Market Insider

When to Make Fall Wheat Sales

Grain markets finished the last week of September mixed as fresh grain stocks data from the USDA, and ongoing trade risk issues in the Black Sea weighed on the complex. Soybeans took a nosedive on Friday, thanks to the quarterly inventory report from the USDA, which showed 32M bushels more beans available in America as of September 1st than what the market was expecting. Also a 7% increase year-over-year, this adds to a soybean market already being impacted by the potential of a record crop in Brazil expected later this year (which will be dependent on the possibility of 3rd straight year of La Nina weather). U.S. corn stocks of 1.38 billion bushels was up 11% year-over-year, but was 135M bushels below what the market was expecting, thereby helping the coarse grain squeeze out a green performance for the week.

For the month of September, Chicago SRW wheat was the biggest winner of the grains complex, up nearly 11% or 90¢ USD/bushel, while soy oil performed the worst, down almost 9%. For the calendar quarter, everything except for Chicago and Kansas City wheat futures ended 3Q2022 in the red, below the still relatively high values seen at the end of June. Also supporting U.S. wheat futures to end September was a fresh estimate of the American wheat harvest by the USDA of 1.65 billion bushels, which was below both trade expectations and the 1.783 billion bushels printed in the September WASDE! This only adds uncertainty to the wheat complex, given the trade risk out of Ukraine, and resets the market’s focus on a relatively tight wheat balance sheet. That said, the USDA’s print of 1.776 billion bushels of wheat still available in the U.S. as September 1st was not a market-mover, as it was in line with the average pre-report guesstimate.

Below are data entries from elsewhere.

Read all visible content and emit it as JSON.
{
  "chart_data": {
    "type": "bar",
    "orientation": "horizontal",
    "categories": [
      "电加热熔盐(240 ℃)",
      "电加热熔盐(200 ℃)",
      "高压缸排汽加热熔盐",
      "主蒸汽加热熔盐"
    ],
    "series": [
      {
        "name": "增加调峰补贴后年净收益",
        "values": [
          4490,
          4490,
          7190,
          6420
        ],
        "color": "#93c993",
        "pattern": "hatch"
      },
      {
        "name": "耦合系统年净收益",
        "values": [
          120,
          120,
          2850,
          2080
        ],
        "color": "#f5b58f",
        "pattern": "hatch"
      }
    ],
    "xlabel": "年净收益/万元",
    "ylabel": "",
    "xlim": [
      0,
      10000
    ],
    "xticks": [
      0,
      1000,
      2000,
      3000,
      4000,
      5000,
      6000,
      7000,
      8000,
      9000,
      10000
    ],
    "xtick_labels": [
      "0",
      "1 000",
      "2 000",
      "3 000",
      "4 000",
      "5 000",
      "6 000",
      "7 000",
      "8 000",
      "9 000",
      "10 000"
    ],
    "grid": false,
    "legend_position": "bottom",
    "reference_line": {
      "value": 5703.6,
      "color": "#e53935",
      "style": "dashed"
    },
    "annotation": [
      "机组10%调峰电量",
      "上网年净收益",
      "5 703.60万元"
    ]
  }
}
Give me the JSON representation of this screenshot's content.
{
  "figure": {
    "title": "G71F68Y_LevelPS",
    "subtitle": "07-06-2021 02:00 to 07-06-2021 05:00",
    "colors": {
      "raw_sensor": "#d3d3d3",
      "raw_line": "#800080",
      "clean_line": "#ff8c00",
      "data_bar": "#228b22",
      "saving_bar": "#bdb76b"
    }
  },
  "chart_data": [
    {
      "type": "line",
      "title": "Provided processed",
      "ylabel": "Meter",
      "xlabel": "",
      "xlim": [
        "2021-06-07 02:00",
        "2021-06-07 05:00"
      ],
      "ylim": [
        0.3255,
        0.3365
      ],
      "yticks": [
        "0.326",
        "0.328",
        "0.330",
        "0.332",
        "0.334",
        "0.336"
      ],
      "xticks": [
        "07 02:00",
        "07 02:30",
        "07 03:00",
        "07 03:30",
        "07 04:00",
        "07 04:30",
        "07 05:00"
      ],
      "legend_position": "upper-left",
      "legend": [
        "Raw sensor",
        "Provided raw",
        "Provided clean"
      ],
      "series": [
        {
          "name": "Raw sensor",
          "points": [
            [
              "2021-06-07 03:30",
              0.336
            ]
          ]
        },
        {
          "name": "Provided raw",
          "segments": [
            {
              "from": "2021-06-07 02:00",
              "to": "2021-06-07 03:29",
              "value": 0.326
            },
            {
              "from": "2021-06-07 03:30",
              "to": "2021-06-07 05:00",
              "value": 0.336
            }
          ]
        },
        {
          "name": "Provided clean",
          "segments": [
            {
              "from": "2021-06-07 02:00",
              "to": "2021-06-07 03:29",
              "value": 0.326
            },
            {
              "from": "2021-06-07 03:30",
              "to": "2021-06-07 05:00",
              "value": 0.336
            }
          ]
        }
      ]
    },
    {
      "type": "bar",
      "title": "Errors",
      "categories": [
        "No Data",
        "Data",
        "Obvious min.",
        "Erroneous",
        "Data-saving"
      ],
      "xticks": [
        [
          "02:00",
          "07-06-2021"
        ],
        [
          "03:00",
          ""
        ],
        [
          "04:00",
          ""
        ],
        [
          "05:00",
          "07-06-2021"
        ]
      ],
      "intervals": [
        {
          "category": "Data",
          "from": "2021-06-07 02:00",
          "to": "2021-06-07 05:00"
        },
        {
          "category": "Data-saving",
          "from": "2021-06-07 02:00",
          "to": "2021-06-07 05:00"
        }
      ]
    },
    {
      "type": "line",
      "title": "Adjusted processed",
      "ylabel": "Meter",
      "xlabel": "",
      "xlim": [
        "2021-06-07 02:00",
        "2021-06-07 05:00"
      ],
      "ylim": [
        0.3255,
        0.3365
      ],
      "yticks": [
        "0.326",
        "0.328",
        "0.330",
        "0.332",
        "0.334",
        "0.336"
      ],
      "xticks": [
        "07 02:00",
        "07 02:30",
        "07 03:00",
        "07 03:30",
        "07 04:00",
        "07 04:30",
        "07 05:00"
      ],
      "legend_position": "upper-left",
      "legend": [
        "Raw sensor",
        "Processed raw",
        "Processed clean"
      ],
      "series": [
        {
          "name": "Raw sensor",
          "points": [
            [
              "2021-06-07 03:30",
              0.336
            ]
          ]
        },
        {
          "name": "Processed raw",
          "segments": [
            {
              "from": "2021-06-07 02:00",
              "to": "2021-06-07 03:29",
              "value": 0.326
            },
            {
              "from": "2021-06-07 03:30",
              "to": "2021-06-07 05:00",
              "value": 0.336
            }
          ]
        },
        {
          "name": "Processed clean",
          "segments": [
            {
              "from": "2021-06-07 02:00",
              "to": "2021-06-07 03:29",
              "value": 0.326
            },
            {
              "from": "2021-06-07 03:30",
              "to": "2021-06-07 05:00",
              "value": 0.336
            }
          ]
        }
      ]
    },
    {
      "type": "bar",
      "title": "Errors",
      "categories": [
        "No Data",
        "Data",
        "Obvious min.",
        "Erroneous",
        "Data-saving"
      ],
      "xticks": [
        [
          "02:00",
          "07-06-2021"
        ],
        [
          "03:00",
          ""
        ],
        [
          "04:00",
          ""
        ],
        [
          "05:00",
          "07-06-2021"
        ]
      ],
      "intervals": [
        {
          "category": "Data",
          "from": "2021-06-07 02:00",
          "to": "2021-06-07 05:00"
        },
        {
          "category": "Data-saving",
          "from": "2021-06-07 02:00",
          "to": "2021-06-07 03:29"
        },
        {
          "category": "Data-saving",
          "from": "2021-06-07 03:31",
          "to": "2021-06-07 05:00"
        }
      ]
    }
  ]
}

With the calendar flipping to October, harvest is nearly complete for Alberta and Saskatchewan, but things are still far from completion in Manitoba. As of last week in Alberta, the harvest was nearing 90% complete, in line with last year’s pace and well ahead the seasonal average, which is asterisked by some early frosts. In Saskatchewan, 81% of the crop had been taken off as of last week, with oilseeds, spring wheat, and oats basically the only thing left to come off. Conversely, most of Manitoba got its first frost last week, and combined with some rains and overcast conditions not helping dry things out, harvest is sitting at less than 50% complete.

For Manitoba spring wheat, most quality downgrades will be seen in eastern regions (spring wheat harvest at 65%), the Interlake (30%), and southwestern Manitoba (70%), meaning more eastern Saskatchewan grain could be pulled in via better basis, and therein, better cash prices. Thinking further out, with only about 30% of the province’s canola harvested, winter wheat seeding plans are likely to be curtailed, suggesting that only 50% - 75% of what normally gets planted would actually get drilled in.

There’s also some buzz that Statistics Canada’s yield estimates from a few weeks ago might be too generous, especially when accounting for a few pockets in Saskatchewan and Alberta to experienced similar levels of moisture to last year’s drought. Needless to say, spring wheat prices are still performing better than where they were a year ago, despite the return to near-average yields this year against last year’s drought!

That said, there are a lot of variables impacting wheat prices right now including factors like Europe’s drought, Ukraine’s exports, potential recession risk impacting demand globally which could theoretically offset smaller inventories worldwide for the 4th straight year. My marketing plan is still the same though, looking to make a next sale sometime in the next 2 months, as this coincides with seasonal tops for this time of year (and as shown in the charts below). On the flipside, while HRS wheat seeing significantly better basis over the last month, basis tends to trade sideways into December before improving again. Therein, I might consider locking in some basis today, off either the December 2022 or March 2023 contract (depending on when you want to haul and when you need cashflow) and then pricing out the futures in the next few months.